Overall, this case served as an excellent review of the mechanisms and morphologic patterns of tissue mineralization, the role of macrophage differentiation in chronic lesions, and the importance of integrating lesion distribution, chronicity, and tissue context in cases of mineralization.
References:
- Boyce AM, Lee AE, Roszko KL, Gafni RI. Hyperphosphatemic Tumoral Calcinosis: Pathogenesis, Clinical Presentation, and Challenges in Management. Front Endocrinol (Lausanne). 2020;11:293.
- De Paolo M, Gracis M, Lacava G, Vapniarsky N, Arzi B. Management of bilateral pterygoid myositis ossificans-like lesion in dogs. Front Vet Sci. 2022 Oct 10;9:992728.
- Hausmann JC, Manasse J, Churgin S, Steinberg H, Clyde VL, Wallace R. Myositis ossificans traumatica in a vampire bat (Desmodus rotundus). J Zoo Wildl Med. 2016 Sep;47(3):895-899.
- Mauldin EA, Peters-Kennedy J. Integumentary system. In: Maxie MG, ed. Jubb, Kennedy & Palmer's Pathology of Domestic Animals. Vol 1. 6th ed. St. Louis: Elsevier. 2016: 509?736.
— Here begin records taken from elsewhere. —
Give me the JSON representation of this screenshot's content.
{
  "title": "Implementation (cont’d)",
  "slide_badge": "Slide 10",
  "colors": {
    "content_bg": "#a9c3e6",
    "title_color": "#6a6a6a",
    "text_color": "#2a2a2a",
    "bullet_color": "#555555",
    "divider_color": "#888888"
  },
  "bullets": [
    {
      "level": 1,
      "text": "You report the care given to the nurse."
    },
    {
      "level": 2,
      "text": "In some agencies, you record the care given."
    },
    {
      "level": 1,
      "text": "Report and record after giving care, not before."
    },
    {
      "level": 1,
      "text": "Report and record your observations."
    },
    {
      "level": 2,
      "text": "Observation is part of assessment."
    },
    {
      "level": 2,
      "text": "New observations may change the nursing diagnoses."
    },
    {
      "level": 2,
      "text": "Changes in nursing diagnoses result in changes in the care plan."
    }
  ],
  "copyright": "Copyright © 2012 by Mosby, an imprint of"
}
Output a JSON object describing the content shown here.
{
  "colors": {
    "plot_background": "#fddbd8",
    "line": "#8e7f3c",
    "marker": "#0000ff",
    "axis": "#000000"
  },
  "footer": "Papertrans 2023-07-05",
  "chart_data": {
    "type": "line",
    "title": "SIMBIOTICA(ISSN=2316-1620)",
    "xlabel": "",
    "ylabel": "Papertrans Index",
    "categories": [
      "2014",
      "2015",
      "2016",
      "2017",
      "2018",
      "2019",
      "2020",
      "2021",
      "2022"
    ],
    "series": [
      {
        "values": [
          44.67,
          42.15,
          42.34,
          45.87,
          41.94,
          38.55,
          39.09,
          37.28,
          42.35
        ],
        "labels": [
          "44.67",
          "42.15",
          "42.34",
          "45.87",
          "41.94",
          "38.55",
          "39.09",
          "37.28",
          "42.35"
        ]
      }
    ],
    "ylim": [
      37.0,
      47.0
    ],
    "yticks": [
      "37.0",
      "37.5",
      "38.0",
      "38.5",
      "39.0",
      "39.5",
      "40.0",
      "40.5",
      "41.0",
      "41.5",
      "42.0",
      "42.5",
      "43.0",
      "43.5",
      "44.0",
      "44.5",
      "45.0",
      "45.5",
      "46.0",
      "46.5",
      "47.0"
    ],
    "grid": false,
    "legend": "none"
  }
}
- Radi ZA, Sato K. Bilateral dystrophic calcinosis circumscripta in a cynomolgus macaque (Macaca fascicularis). Toxicol Pathol. 2010;38(4):637-641.
- Sakals S, Peta HG, Fernandez NJ, Allen AL. Determining the cause of hypercalcemia in a dog. Can Vet J. 2006;47(8):819-821.
- Tafti AK, Hanna P, Bourque AC. Calcinosis circumscripta in the dog: a retrospective pathological study. J Vet Med A Physiol Pathol Clin Med. 2005;52(1):13-7.
- Vilar JM, Ramirez G, Spinella G, Martinez A. Kinematic characteristics of myositis ossificans of the semimembranosus muscle in a dog. Can Vet J. 2010 Mar;51(3):289-92.